Он сказал в хрипучий микрофон:

– Дорогие гости, приветствую вас на гостеприимной азрбайджянской земле. – Акцент был щегольской, театральный. – Итак, мы с вами едем в наш прекрасный Карабах.

– И немножко тоже наш, даа? – в разговор вмешался Самвел, пожилой армянский классик с белыми обвислыми усами, золотой медалькой соцтруда и красным флажком депутата.

– В наш советский общий Карабах, – дипломатично возразил Джафар. – Завтра проведем денек на пляжах Апшерона, потом доедем до Кубы, это родина наших персидских евреев, оттуда двинемся в Шушу, возложим венок в мавзолее Вагифа, цитирую его в прекрасном переводе большого друга азрбайджянского народа…

– А зачем гранит для постамента брали из армянский церковь? – как бы про себя пробормотал усатый классик.

Джафар предпочел не расслышать. Процитировав стихи, он сообщил, что знакомство с культурой республики мы начнем на даче в Мардакянах, в том самом райском уголке, где великий русский гений Сергей Алексаныч Есенин читал товарищу Кирову свой знаменитый «Шаганэ». После чего достал из черной папочки листок, сверил списки делегации и отправился в другой автобус.

Ходил он долго; я успел вздремнуть. И проснулся от густого голоса Джафара, который возвратился к нам, чтобы задать вопрос:

– Товарищи, а где Юмаев?

Мы переглянулись.
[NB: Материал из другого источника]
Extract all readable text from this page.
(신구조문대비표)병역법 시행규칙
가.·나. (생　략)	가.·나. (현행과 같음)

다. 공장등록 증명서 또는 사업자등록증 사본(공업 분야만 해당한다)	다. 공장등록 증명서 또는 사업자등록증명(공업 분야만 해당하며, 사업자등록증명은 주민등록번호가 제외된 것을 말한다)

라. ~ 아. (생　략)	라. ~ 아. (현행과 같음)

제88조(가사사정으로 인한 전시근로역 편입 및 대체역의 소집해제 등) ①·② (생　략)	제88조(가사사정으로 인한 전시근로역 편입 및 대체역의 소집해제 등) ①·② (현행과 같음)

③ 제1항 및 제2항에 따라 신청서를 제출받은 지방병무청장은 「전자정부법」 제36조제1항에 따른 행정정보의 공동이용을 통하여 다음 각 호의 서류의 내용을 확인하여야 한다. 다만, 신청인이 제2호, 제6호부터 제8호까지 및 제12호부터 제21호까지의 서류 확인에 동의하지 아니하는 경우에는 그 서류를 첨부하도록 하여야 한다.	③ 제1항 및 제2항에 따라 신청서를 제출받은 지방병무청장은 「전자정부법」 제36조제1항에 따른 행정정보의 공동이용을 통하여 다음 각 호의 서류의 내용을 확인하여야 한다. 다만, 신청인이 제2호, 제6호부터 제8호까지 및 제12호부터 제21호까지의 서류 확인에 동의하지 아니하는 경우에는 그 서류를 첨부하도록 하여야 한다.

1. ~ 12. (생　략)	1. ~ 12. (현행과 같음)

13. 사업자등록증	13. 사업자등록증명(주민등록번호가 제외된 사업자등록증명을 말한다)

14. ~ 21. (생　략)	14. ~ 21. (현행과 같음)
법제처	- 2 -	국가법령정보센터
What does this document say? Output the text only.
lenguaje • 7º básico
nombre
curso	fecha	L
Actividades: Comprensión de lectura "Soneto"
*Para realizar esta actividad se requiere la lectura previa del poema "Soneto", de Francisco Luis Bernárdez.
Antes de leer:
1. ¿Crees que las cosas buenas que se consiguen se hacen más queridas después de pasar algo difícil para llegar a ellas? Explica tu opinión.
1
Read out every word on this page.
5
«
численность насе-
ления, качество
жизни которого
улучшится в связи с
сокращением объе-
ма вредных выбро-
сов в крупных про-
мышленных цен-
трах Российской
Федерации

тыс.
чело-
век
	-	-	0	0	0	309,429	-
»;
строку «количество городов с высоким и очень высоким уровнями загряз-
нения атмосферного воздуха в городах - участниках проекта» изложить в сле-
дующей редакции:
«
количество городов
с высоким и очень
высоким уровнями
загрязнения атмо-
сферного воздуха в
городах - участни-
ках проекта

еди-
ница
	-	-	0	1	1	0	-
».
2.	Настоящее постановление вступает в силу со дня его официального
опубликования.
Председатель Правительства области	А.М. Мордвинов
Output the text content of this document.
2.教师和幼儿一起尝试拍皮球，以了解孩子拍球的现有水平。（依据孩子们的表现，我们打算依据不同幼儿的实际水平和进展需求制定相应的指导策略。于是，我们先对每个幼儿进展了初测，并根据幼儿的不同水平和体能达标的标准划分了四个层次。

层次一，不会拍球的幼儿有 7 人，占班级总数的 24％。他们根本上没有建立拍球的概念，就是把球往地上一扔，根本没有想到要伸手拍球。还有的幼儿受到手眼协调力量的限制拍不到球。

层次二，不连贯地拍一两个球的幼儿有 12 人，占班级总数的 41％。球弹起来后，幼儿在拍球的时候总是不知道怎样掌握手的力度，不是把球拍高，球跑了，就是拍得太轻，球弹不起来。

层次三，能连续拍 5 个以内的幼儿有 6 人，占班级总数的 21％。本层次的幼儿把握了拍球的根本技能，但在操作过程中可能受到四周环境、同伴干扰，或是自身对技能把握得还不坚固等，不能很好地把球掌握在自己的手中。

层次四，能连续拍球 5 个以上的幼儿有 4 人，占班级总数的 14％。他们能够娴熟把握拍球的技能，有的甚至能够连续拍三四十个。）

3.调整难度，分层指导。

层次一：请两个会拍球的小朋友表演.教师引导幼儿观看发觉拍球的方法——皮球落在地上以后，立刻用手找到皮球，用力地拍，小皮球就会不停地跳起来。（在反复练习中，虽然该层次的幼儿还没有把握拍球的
Юмаева не было.

9

– Надо разворачиваться и возвращаться, – восхитительно разволновалась поэтесса.

– Не надо возвращаться, – ответил ей Якобашвили. И, смешно понизив голос, как будто можно было сохранить секрет, добавил: – Джафар-муаллим, не волнуйтесь, я же вас предупреждал.

– Ну да, а неет, нельзя, – расплывчато сказал Джафар. – Мы за всех отвечаем. Вы, Якобашвили, остаетесь тут за главного, – тот приосанился и перестал катать кадык, – а я возвращаюсь в Баку. Разберусь, найду Юмаева и нагоню. Хорошего пути, товарищи! До скорой встречи!

Джафар величественно выплыл из автобуса и направился к своей машине.

– А вы его о чем предупреждали? – ревниво и почти обиженно спросила поэтесса.

– О том, о сем, – Якобашвили попытался уклониться.

– Меня зовут Лола, – представилась решительная девушка; говорила она нараспев, как южанка, но без украинских отголосков. – И вы мне должны объяснить.

Шапалинский отвернулся и уставился в окно, притворяясь, что ему безразлично. Но на самом деле обратился в слух. А с последнего ряда, перехватывая ручки кресел, как перила канатного моста, вперед перебрался Эрденко, народный артист-декламатор. Он уселся перед поэтессой, роскошно развернулся, как великий чтец Качалов на известной фотографии, положил на спинку сиденья холеную руку с выпуклыми лунными ногтями.

– Красавица не возражает?

Красавица не возражала. Якобашвили строго посмотрел в глаза Эрденко: мол, мы тебя не приглашали, ты куда? Но тот не обратил на это ни малейшего внимания.

– Мы – само нетерпение. Слушаем.

10

Прежде чем занять уютный кабинет редактора литературного журнала, Якобашвили тоже был сотрудником «Бакинского рабочего». Там и познакомился с Юмаевым. Даже, можно сказать, подружился. Они ходили на концерты Мустафазаде, не пропускали ленинградские гастроли Товстоногова, на выходные уезжали к морю, читали друг другу стихи. Ну и всякое такое прочее, конечно. Куда же без этого – молодость. Однажды Юмаев признался, что у него роман с редакционной машинисткой. Девушка была из Сумгаита, «симпатичная армяночка – и сирота». «То есть, – с легкой завистью сказал Якобашвили, – никакой бесчисленной родни, всех этих приездов, отъездов, застолий, советов, а почему вы тянете с ребенком, а записались в очередь на “Хельгу” и сервиз “Мадонна”?» Дело неуклонно продвигалось к свадьбе; совместные прогулки к парапету прекратились – Юмаев налаживал новую жизнь. Пока в одну секунду не исчез. Прямо как сегодня. Раз – и нету. Вечером уехал в общежитие, утром на работу не пришел, армяночке своей не позвонил.